2. We can never be perfect
I think we all know this, yet we try to deny it. There is no scenario ever where perfection is attainable. One shot could seem perfect and go in the hole, but even within that shot there are probably some imperfections.
You may be asking, “What’s wrong with striving for perfection?” When perfection is your standard, then you tend to have a very hard time with accepting bad results. And if you have a hard time accepting bad results, then your confidence will always be a roller coaster based on how good your results are.
Research shows that robust confidence comes from believing in your ability to handle struggles, not for everything to for sure go perfectly. As Dr. Prior said in that same Mental Golf Show episode, “stable confidence is built on space and acceptance.”
I think perfectionism is the opposite of acceptance, and therefore needing to feel perfectly prepared or certain about the future will make acceptance really difficult, which will undermine your confidence in your own ability.

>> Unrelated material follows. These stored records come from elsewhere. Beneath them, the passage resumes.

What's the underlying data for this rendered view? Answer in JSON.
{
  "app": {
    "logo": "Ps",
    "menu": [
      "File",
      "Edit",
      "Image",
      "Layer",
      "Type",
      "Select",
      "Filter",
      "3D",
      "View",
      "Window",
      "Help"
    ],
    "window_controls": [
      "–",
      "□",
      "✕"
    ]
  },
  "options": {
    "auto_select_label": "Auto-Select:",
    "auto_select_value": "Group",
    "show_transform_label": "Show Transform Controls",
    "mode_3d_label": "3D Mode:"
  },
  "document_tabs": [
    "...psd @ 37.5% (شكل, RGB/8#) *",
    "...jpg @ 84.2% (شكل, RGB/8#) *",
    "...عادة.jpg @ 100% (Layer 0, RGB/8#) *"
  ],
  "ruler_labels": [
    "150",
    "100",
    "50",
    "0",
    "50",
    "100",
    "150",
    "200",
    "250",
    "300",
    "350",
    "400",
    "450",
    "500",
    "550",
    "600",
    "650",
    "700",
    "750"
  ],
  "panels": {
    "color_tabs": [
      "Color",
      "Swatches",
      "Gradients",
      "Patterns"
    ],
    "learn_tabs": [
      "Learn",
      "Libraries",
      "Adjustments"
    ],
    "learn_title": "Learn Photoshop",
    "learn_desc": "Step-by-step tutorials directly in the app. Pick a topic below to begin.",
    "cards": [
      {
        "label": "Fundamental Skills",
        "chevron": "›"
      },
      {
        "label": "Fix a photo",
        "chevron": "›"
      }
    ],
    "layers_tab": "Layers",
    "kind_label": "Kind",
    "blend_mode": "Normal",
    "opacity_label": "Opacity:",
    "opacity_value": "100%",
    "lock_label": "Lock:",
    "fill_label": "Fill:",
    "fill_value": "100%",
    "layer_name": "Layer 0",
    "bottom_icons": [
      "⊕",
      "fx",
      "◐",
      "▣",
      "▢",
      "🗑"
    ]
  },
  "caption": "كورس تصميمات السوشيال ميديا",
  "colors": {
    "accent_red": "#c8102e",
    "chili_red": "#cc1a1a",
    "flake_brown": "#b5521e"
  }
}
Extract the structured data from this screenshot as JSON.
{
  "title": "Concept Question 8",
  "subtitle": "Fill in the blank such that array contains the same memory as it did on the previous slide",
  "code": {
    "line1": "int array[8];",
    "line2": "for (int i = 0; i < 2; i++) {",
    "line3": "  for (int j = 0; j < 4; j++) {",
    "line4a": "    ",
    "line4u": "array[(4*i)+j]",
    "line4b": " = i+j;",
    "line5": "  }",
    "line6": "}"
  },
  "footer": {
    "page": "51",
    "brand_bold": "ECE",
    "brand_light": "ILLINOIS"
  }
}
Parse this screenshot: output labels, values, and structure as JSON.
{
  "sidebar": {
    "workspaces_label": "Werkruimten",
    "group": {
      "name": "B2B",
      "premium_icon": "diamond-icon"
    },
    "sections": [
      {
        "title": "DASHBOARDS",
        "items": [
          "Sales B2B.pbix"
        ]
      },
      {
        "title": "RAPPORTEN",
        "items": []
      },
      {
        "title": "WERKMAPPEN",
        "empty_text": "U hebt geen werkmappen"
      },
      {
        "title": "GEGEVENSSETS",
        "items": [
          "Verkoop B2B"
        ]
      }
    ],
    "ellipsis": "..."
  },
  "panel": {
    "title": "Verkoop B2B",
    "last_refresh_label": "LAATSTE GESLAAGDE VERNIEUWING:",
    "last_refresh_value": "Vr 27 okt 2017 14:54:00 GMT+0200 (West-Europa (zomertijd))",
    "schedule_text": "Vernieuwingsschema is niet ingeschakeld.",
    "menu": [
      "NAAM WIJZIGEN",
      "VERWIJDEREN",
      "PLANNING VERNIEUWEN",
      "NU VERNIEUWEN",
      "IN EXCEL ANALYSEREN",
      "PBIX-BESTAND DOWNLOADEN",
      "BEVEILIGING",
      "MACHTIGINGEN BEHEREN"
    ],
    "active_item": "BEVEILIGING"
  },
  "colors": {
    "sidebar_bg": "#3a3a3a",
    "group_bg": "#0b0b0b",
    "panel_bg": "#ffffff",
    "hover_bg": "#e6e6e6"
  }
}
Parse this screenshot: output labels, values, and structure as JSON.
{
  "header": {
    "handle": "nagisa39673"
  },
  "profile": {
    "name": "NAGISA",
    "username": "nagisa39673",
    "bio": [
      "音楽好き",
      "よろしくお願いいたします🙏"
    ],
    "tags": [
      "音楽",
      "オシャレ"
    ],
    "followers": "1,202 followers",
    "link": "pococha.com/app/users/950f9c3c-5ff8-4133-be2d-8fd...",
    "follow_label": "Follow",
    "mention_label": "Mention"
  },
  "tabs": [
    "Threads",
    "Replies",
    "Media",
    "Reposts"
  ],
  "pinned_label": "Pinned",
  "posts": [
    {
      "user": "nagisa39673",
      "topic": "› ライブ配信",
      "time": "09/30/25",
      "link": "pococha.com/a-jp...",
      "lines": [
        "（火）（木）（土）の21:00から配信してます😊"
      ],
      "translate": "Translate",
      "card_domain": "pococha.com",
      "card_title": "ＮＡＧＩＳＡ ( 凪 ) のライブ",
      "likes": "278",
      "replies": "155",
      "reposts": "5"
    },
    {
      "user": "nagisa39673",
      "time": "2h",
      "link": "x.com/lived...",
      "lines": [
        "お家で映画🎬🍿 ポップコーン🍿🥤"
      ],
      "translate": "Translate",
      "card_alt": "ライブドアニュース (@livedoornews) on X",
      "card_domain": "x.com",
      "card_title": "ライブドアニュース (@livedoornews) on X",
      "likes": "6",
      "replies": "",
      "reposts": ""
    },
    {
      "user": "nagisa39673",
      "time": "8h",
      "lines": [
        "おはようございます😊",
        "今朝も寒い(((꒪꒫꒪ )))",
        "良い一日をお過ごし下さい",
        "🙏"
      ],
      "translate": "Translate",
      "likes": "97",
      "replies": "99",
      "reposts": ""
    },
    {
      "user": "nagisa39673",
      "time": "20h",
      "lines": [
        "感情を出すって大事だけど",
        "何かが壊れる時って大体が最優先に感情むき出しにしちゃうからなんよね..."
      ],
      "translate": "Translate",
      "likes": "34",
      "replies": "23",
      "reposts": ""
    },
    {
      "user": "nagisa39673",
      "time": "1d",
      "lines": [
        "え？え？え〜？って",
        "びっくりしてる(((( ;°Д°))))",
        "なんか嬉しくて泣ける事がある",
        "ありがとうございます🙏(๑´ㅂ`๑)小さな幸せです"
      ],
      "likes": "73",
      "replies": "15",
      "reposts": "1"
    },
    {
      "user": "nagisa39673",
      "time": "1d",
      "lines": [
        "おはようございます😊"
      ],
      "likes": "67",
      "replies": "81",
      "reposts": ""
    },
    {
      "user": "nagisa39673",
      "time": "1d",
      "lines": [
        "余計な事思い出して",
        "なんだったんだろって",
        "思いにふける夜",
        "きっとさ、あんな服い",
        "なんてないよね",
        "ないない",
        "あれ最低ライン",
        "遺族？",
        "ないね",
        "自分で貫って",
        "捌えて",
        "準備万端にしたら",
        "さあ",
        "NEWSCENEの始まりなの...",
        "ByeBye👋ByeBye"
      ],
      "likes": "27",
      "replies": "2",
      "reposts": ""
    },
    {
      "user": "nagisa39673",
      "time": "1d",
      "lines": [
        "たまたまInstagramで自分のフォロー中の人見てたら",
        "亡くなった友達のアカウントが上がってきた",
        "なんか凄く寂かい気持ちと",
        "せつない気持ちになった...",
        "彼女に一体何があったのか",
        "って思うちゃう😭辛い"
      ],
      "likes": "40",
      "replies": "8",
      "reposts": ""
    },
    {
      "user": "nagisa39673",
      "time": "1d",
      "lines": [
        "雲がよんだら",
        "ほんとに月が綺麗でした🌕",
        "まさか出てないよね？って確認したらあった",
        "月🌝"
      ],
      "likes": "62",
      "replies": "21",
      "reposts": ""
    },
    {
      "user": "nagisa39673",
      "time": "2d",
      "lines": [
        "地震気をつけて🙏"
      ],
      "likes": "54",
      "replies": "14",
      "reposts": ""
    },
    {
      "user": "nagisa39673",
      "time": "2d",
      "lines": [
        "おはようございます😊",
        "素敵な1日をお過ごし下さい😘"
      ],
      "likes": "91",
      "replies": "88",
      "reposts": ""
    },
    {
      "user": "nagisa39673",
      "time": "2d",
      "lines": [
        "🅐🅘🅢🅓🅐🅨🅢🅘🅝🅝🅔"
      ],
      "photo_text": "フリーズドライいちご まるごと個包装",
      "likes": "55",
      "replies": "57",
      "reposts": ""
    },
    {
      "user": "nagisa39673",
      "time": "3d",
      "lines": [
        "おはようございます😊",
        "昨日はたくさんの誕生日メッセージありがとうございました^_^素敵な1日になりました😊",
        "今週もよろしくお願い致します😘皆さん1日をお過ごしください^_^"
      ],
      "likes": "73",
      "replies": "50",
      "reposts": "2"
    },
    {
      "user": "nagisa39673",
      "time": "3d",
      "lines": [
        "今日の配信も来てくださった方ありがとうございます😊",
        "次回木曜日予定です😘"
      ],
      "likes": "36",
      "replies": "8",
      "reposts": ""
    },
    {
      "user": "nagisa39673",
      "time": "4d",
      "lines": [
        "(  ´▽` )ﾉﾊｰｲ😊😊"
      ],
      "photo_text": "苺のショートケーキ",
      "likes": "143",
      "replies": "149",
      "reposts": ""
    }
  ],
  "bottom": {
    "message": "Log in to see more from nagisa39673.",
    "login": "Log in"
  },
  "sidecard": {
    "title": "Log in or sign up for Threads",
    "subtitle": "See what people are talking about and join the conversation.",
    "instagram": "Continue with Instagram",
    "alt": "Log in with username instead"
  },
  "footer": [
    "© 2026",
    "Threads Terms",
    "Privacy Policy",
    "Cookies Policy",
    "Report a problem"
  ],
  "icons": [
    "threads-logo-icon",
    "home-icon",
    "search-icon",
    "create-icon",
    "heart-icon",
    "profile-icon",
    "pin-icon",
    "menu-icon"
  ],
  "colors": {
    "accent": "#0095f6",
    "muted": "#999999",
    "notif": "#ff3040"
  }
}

Here’s what I’ve learned to be helpful
When you notice that tendency to be perfectionistic, challenge yourself to intentionally accept the results. Whether that’s a bad shot you just hit, or a round coming up that you don’t feel prepared for. Stretch your ability to play despite feeling unprepared. You can handle it, I promise. You just have to show yourself.
(1) Halford, S. G. (2015). Activate your brain: How understanding your brain can improve your work-- and your life. Greenleaf Book Group Press.